If you don't scrub the CO2 off the air.

It's whether you scrub CO2 or not, CO2 is a separate issue. Too much CO2 is simply toxic, that's why you can't just keep recycling the same diluent and adding oxygen to replace what's spent. A simple plastic bag you can breathe in and out of can extend your underwater time (without SCUBA) slightly. Semi-closed circuits reuse some of the air, like said plastic bag, but with replacement supply.

Quote: pacomartin

It's essentially a non-issue because long before you get to those depths you have the much better known problems with Nitrogen gas (i.e. the bends). Nitrogen is not toxic, but it makes you essentially "drunk" underwater, which can be dangerous in and of itself.

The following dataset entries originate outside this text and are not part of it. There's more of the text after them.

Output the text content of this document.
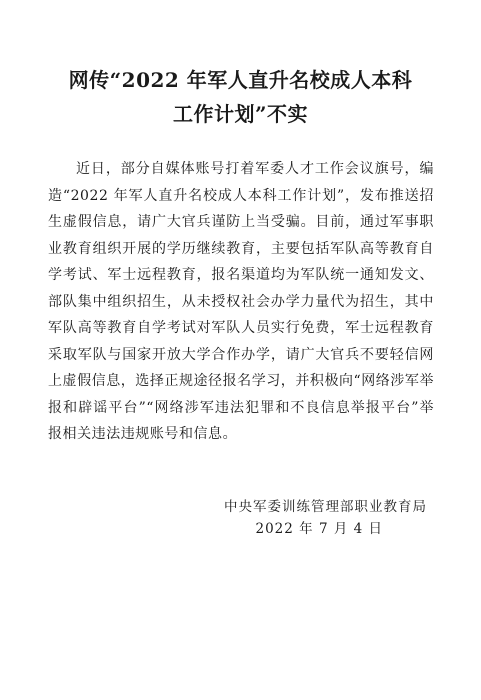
网传“2022 年军人直升名校成人本科
工作计划”不实

近日，部分自媒体账号打着军委人才工作会议旗号，编造“2022 年军人直升名校成人本科工作计划”，发布推送招生虚假信息，请广大官兵谨防上当受骗。目前，通过军事职业教育组织开展的学历继续教育，主要包括军队高等教育自学考试、军士远程教育，报名渠道均为军队统一通知发文、部队集中组织招生，从未授权社会办学力量代为招生，其中军队高等教育自学考试对军队人员实行免费，军士远程教育采取军队与国家开放大学合作办学，请广大官兵不要轻信网上虚假信息，选择正规途径报名学习，并积极向“网络涉军举报和辟谣平台”“网络涉军违法犯罪和不良信息举报平台”举报相关违法违规账号和信息。

中央军委训练管理部职业教育局
2022 年 7 月 4 日
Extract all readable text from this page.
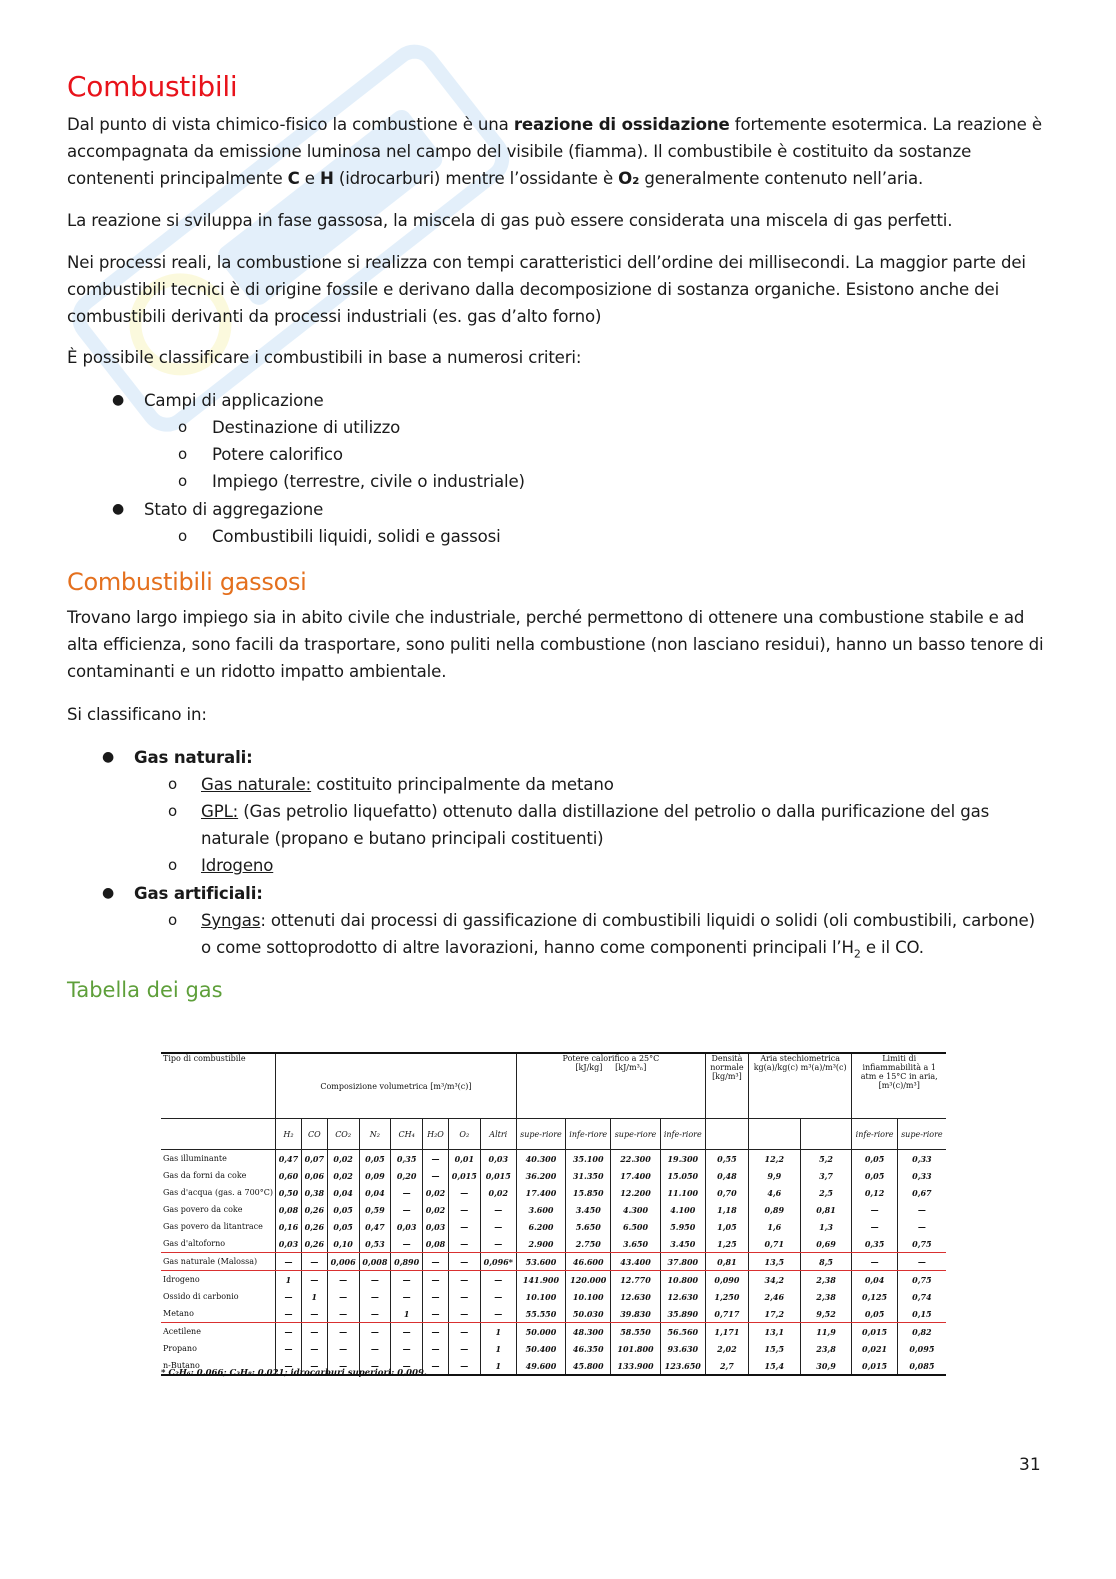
Combustibili

Dal punto di vista chimico-fisico la combustione è una reazione di ossidazione fortemente esotermica. La reazione è accompagnata da emissione luminosa nel campo del visibile (fiamma). Il combustibile è costituito da sostanze contenenti principalmente C e H (idrocarburi) mentre l’ossidante è O₂ generalmente contenuto nell’aria.

La reazione si sviluppa in fase gassosa, la miscela di gas può essere considerata una miscela di gas perfetti.

Nei processi reali, la combustione si realizza con tempi caratteristici dell’ordine dei millisecondi. La maggior parte dei combustibili tecnici è di origine fossile e derivano dalla decomposizione di sostanza organiche. Esistono anche dei combustibili derivanti da processi industriali (es. gas d’alto forno)

È possibile classificare i combustibili in base a numerosi criteri:

● Campi di applicazione

o Destinazione di utilizzo

o Potere calorifico

o Impiego (terrestre, civile o industriale)

● Stato di aggregazione

o Combustibili liquidi, solidi e gassosi

Combustibili gassosi

Trovano largo impiego sia in abito civile che industriale, perché permettono di ottenere una combustione stabile e ad alta efficienza, sono facili da trasportare, sono puliti nella combustione (non lasciano residui), hanno un basso tenore di contaminanti e un ridotto impatto ambientale.

Si classificano in:

● Gas naturali:

o Gas naturale: costituito principalmente da metano

o GPL: (Gas petrolio liquefatto) ottenuto dalla distillazione del petrolio o dalla purificazione del gas naturale (propano e butano principali costituenti)

o Idrogeno

● Gas artificiali:

o Syngas: ottenuti dai processi di gassificazione di combustibili liquidi o solidi (oli combustibili, carbone) o come sottoprodotto di altre lavorazioni, hanno come componenti principali $l’H_2$ e il CO.

Tabella dei gas
Tipo di combustibile	Composizione volumetrica [m³/m³(c)]								Potere calorifico a 25°C
[kJ/kg] [kJ/m³ₙ]				Densità normale [kg/m³]	Aria stechiometrica
kg(a)/kg(c) m³(a)/m³(c)		Limiti di infiammabilità a 1 atm e 15°C in aria, [m³(c)/m³]	
	H₂	CO	CO₂	N₂	CH₄	H₂O	O₂	Altri	supe-riore	infe-riore	supe-riore	infe-riore				infe-riore	supe-riore
Gas illuminante	0,47	0,07	0,02	0,05	0,35	—	0,01	0,03	40.300	35.100	22.300	19.300	0,55	12,2	5,2	0,05	0,33
Gas da forni da coke	0,60	0,06	0,02	0,09	0,20	—	0,015	0,015	36.200	31.350	17.400	15.050	0,48	9,9	3,7	0,05	0,33
Gas d'acqua (gas. a 700°C)	0,50	0,38	0,04	0,04	—	0,02	—	0,02	17.400	15.850	12.200	11.100	0,70	4,6	2,5	0,12	0,67
Gas povero da coke	0,08	0,26	0,05	0,59	—	0,02	—	—	3.600	3.450	4.300	4.100	1,18	0,89	0,81	—	—
Gas povero da litantrace	0,16	0,26	0,05	0,47	0,03	0,03	—	—	6.200	5.650	6.500	5.950	1,05	1,6	1,3	—	—
Gas d'altoforno	0,03	0,26	0,10	0,53	—	0,08	—	—	2.900	2.750	3.650	3.450	1,25	0,71	0,69	0,35	0,75
Gas naturale (Malossa)	—	—	0,006	0,008	0,890	—	—	0,096*	53.600	46.600	43.400	37.800	0,81	13,5	8,5	—	—
Idrogeno	1	—	—	—	—	—	—	—	141.900	120.000	12.770	10.800	0,090	34,2	2,38	0,04	0,75
Ossido di carbonio	—	1	—	—	—	—	—	—	10.100	10.100	12.630	12.630	1,250	2,46	2,38	0,125	0,74
Metano	—	—	—	—	1	—	—	—	55.550	50.030	39.830	35.890	0,717	17,2	9,52	0,05	0,15
Acetilene	—	—	—	—	—	—	—	1	50.000	48.300	58.550	56.560	1,171	13,1	11,9	0,015	0,82
Propano	—	—	—	—	—	—	—	1	50.400	46.350	101.800	93.630	2,02	15,5	23,8	0,021	0,095
n-Butano	—	—	—	—	—	—	—	1	49.600	45.800	133.900	123.650	2,7	15,4	30,9	0,015	0,085
* C₂H₆: 0,066; C₃H₈: 0,021; idrocarburi superiori: 0,009.
31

That's two distinct concerns, nitrogen narcosis and decompression sickness. Nitrogen toxicity occurs when you rapidly go below a certain depth. Say, you're qualified for 40 meters, you decide that a quick dip down to 45 meters won't hurt, and then at 45 meters your judgement is rapidly impaired enough that you don't care anymore.

So the recreational limit is usually maintained at 30 meters, at least as long as you aren't your own DM with a buddy. 60ft/18m is very conservative, but resort dives do it because entry level certification is only to 18m, and they don't want to split the groups. They'll be liable for potential mishaps if they let you go deeper than you're allowed to, and they'll have to cook the logs.

"Illegal" is an overly strong word. You aren't going behind bars for breathing the wrong mixture. (And since most diving destinations aren't even within US jurisdiction, no one else is either). However, if you are not trained in Nitrox diving, you can't be officially provided with Nitrox at all, although less scrupulous operators may allow people to use Nitrox without proper training, because there isn't a lot to train in. Nitrox-2 (36%) is very common in rec diving, because it can use the same equipment as air and stays within the limits of basic level certifications.

Quote: pacomartin

A military special operations diver will often breath pure oxygen. It is possible to build a closed system that uses pure oxygen that lasts for up to 9 hours.

Commercial/research diving CCR can do this as well, and deeper. It's not as much the advantages of pure O2 as simplicity and cheapness. You don't need all the sensors, mixing units, computer controllers. O2 rebreathers are easily operated manually with minimal training and maintenance.

Not the same story with computerized mixture CCR like on the picture. You need a couple months' training just to use one of these... and about half an hour maintenance per dive hour. System cost is similar to a small car, for some models not so small.
For maximum dive length, commercial divers use saturation diving and an underwater or onboard hyperbaric chamber, it's not that complex. With saturation diving, one can stay at significant depth almost indefinitely. But decompression can take a week and more, so it's never going anywhere else.

The fun part is in the lower right corner of the NASA diagram. This is probably solar-powered hydrolysis (Electrical Fractioning of H2O into H2 + O2). Venting the H2 outside is rather necessary.